As China ramps up digital yuan piloting, three major state-owned banks have released their e-CNY usage data along with their semi-annual reports, with tens of billions of yuan combined circulating through the banks’ systems.
China Construction Bank said that as of the end of June, it had helped set up 7.23 million personal e-CNY wallets and nearly 1.2 million corporate wallets, handling a total of 18.9 billion digital yuan (US$2.9 billion) worth of transactions, according to its interim report.
Bank of Communications, another state-owned bank, had opened 1.16 million personal digital yuan wallets and 130,000 corporate wallets, with total e-CNY transactions reaching 2.5 billion yuan (US$390 million), Qian Bin, the bank’s executive vice president, told the press on Friday following the release of the bank’s mid-year results.
Industrial and Commercial Bank of China (ICBC) also stated its latest e-CNY implementation status. The bank said in its semi-annual report that as of the end of June, it had opened 3.56 million personal digital yuan wallets and 700,000 corporate wallets, with the number of signed merchants reaching 140,000, though it did not elaborate on the amount in e-CNY transactions it processed.
In a bid to further its digital yuan development, Postal Savings Bank of China has also added a new department dedicated to e-CNY business at its head office, local media Beijing Business Today reported.
Meanwhile, an ICBC branch in Shenzhen has recently launched what could be the nation’s first e-CNY consumer loan pilot, according to a report from industry media Mpaypass.com. Home Credit Consumer Finance Co. Ltd., a Tianjin-based consumer financing company, has joined hands with the ICBC branch to roll out the consumer lending option.
At least one customer at a mobile vendor was able to obtain a consumer loan with e-CNY, and Home Credit directly made payment from the company’s digital yuan wallet to the merchant’s, the local media reported.
Wider adoption
The banks’ moves fall in line with the central bank’s digital yuan development policy that encourages wider adoption.
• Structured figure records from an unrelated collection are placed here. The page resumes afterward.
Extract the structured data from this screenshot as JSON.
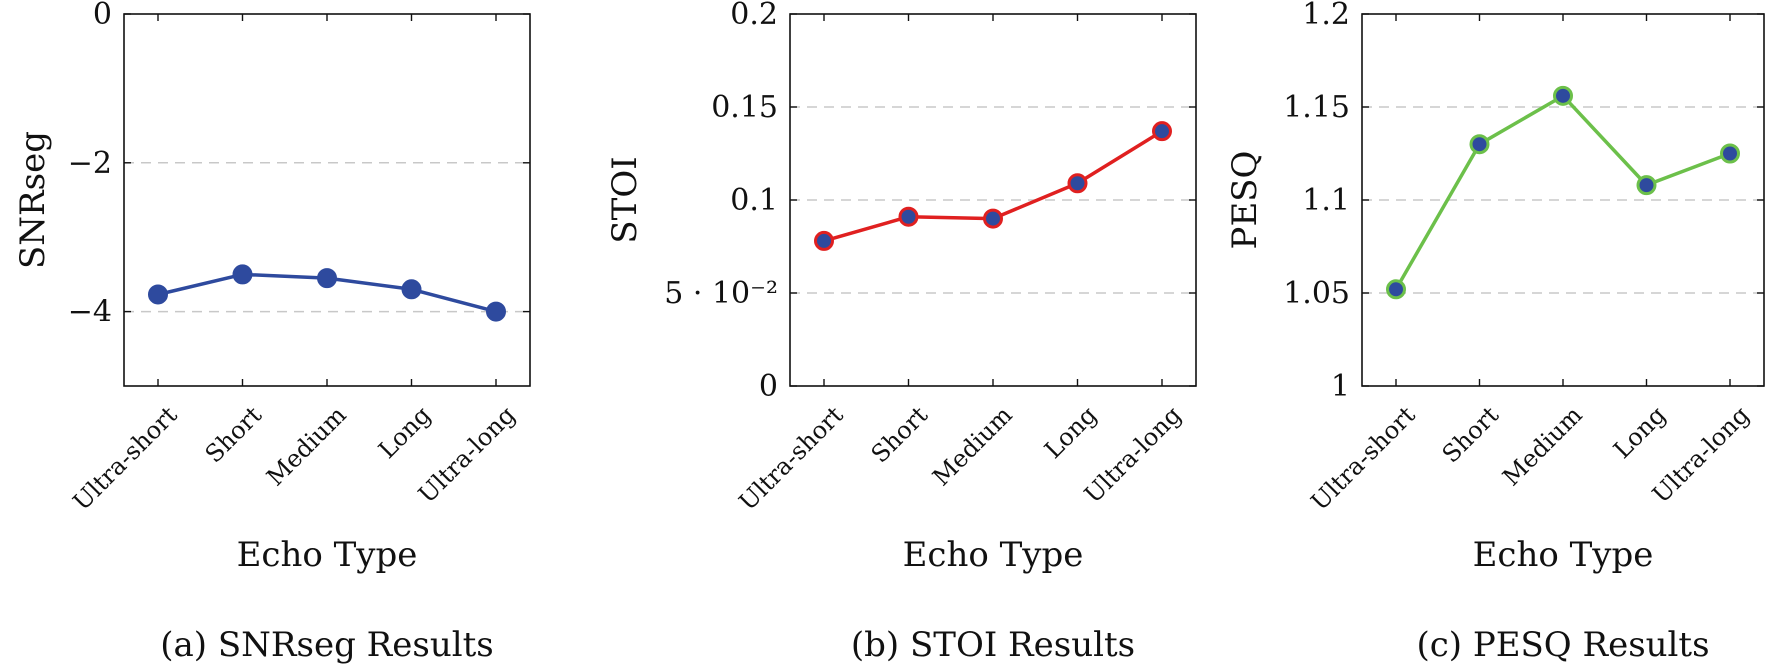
{
  "chart_data": [
    {
      "type": "line",
      "categories": [
        "Ultra-short",
        "Short",
        "Medium",
        "Long",
        "Ultra-long"
      ],
      "values": [
        -3.77,
        -3.5,
        -3.55,
        -3.7,
        -4.0
      ],
      "ylabel": "SNRseg",
      "xlabel": "Echo Type",
      "caption": "(a) SNRseg Results",
      "ylim": [
        -5,
        0
      ],
      "yticks": [
        -4,
        -2,
        0
      ],
      "ytick_labels": [
        "−4",
        "−2",
        "0"
      ],
      "grid": "horizontal dashed",
      "line_color": "#2e4a9e",
      "marker_fill": "#2e4a9e",
      "marker_edge": "#2e4a9e"
    },
    {
      "type": "line",
      "categories": [
        "Ultra-short",
        "Short",
        "Medium",
        "Long",
        "Ultra-long"
      ],
      "values": [
        0.078,
        0.091,
        0.09,
        0.109,
        0.137
      ],
      "ylabel": "STOI",
      "xlabel": "Echo Type",
      "caption": "(b) STOI Results",
      "ylim": [
        0,
        0.2
      ],
      "yticks": [
        0,
        0.05,
        0.1,
        0.15,
        0.2
      ],
      "ytick_labels": [
        "0",
        "5 · 10⁻²",
        "0.1",
        "0.15",
        "0.2"
      ],
      "grid": "horizontal dashed",
      "line_color": "#e02020",
      "marker_fill": "#2e4a9e",
      "marker_edge": "#e02020"
    },
    {
      "type": "line",
      "categories": [
        "Ultra-short",
        "Short",
        "Medium",
        "Long",
        "Ultra-long"
      ],
      "values": [
        1.052,
        1.13,
        1.156,
        1.108,
        1.125
      ],
      "ylabel": "PESQ",
      "xlabel": "Echo Type",
      "caption": "(c) PESQ Results",
      "ylim": [
        1,
        1.2
      ],
      "yticks": [
        1,
        1.05,
        1.1,
        1.15,
        1.2
      ],
      "ytick_labels": [
        "1",
        "1.05",
        "1.1",
        "1.15",
        "1.2"
      ],
      "grid": "horizontal dashed",
      "line_color": "#6cc04a",
      "marker_fill": "#2e4a9e",
      "marker_edge": "#6cc04a"
    }
  ]
}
In a white paper released last month, the People’s Bank of China (PBOC), the country’s central bank, said e-CNY would obtain programmability from “deploying smart contracts that don’t impair its monetary functions” and which could “facilitate business model innovation.”
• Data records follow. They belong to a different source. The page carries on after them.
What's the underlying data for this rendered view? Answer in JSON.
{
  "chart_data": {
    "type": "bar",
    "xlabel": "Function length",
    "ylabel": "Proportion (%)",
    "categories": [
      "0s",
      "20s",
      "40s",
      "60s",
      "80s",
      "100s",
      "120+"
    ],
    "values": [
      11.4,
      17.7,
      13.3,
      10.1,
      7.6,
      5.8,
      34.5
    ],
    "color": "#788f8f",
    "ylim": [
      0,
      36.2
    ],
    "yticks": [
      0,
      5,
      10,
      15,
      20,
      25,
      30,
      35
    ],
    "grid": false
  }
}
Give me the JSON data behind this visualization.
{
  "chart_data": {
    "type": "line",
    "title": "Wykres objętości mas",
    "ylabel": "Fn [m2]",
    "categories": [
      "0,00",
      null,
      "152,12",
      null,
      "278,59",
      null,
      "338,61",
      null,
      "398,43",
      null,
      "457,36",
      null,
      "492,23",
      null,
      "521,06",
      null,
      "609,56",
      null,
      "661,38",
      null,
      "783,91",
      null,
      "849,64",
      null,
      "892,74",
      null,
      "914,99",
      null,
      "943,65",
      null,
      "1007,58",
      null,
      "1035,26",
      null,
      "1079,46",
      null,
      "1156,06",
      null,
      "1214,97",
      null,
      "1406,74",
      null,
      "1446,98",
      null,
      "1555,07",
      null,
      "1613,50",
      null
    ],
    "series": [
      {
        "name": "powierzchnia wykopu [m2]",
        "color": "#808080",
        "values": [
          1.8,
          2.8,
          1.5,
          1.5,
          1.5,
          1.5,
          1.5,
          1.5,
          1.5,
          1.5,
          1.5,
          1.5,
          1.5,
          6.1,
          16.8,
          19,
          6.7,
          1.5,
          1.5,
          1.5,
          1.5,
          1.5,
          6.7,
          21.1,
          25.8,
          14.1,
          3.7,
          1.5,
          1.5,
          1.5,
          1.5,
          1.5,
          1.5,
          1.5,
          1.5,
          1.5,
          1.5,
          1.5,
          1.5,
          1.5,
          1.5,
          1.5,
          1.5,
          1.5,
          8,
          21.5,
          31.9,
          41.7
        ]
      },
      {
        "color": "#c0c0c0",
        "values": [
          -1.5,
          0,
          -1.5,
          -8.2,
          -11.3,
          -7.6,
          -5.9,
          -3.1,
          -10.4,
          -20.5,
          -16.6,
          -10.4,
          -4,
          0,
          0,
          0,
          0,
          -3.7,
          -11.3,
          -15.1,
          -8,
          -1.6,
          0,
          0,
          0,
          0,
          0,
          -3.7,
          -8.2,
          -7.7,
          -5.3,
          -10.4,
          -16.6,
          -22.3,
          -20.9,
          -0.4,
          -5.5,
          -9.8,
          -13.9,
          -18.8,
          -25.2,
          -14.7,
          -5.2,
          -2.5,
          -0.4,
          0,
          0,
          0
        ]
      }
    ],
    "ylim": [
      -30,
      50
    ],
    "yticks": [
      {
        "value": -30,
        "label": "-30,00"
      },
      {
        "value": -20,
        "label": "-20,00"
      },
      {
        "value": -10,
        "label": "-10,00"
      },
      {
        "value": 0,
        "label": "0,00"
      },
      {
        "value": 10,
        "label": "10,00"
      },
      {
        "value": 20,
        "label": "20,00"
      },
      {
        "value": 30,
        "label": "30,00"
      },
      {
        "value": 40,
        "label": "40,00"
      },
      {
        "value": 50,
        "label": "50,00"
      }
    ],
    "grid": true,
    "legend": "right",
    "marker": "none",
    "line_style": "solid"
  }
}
The July white paper said e-CNY trials had seen nearly 21 million personal wallets opened and transactions worth a total of around 34.5 billion yuan (US$5.3 billion).
Earlier this month, an additional 13 banks started to allow their customers to recharge their wallets directly in the e-CNY app, bringing the total number of banks supporting such a feature to 19. The new banks offering a top-up feature include China Merchants Bank, China Citic Bank, Shanghai Pudong Development Bank and Ping An Bank.
The PBOC’s operations office in Beijing also said in its work plan for the second half of the year that it was accelerating its efforts to develop e-CNY payment scenarios for the upcoming Beijing Winter Olympics.
With the digital yuan getting stronger momentum through the government and banks, observers have said the state’s push on e-CNY adoption is increasingly looking like a soft launch.
“The possibility of relying on a high penetration of smartphones, a digital-savvy population and favorable government policies represents all factors that have played a major role in drastically reducing the testing time and quickly moving to a rollout stage,” Matteo Giovannini, a senior finance manager at ICBC, told Forkast.News last week.
In addition to giving away red envelopes for testing, the digital yuan has been put to use on many occasions. For example, Dalian Commodity Exchange, one of China’s four futures exchanges, paid storage fees to a delivery warehouse in the form of e-CNY, in a move that appeared to be the first time applying the digital currency in futures trading, according to the exchange.
The northwestern province of Shaanxi, known as an essential spot for China’s Belt and Road initiative, has also built the province’s first toll lane that supports digital yuan payments. Xi’an, the capital city of Shaanxi province, has been one of the joint points of the economic routes connecting the world’s second-largest economy with Europe, Africa and the rest of Asia.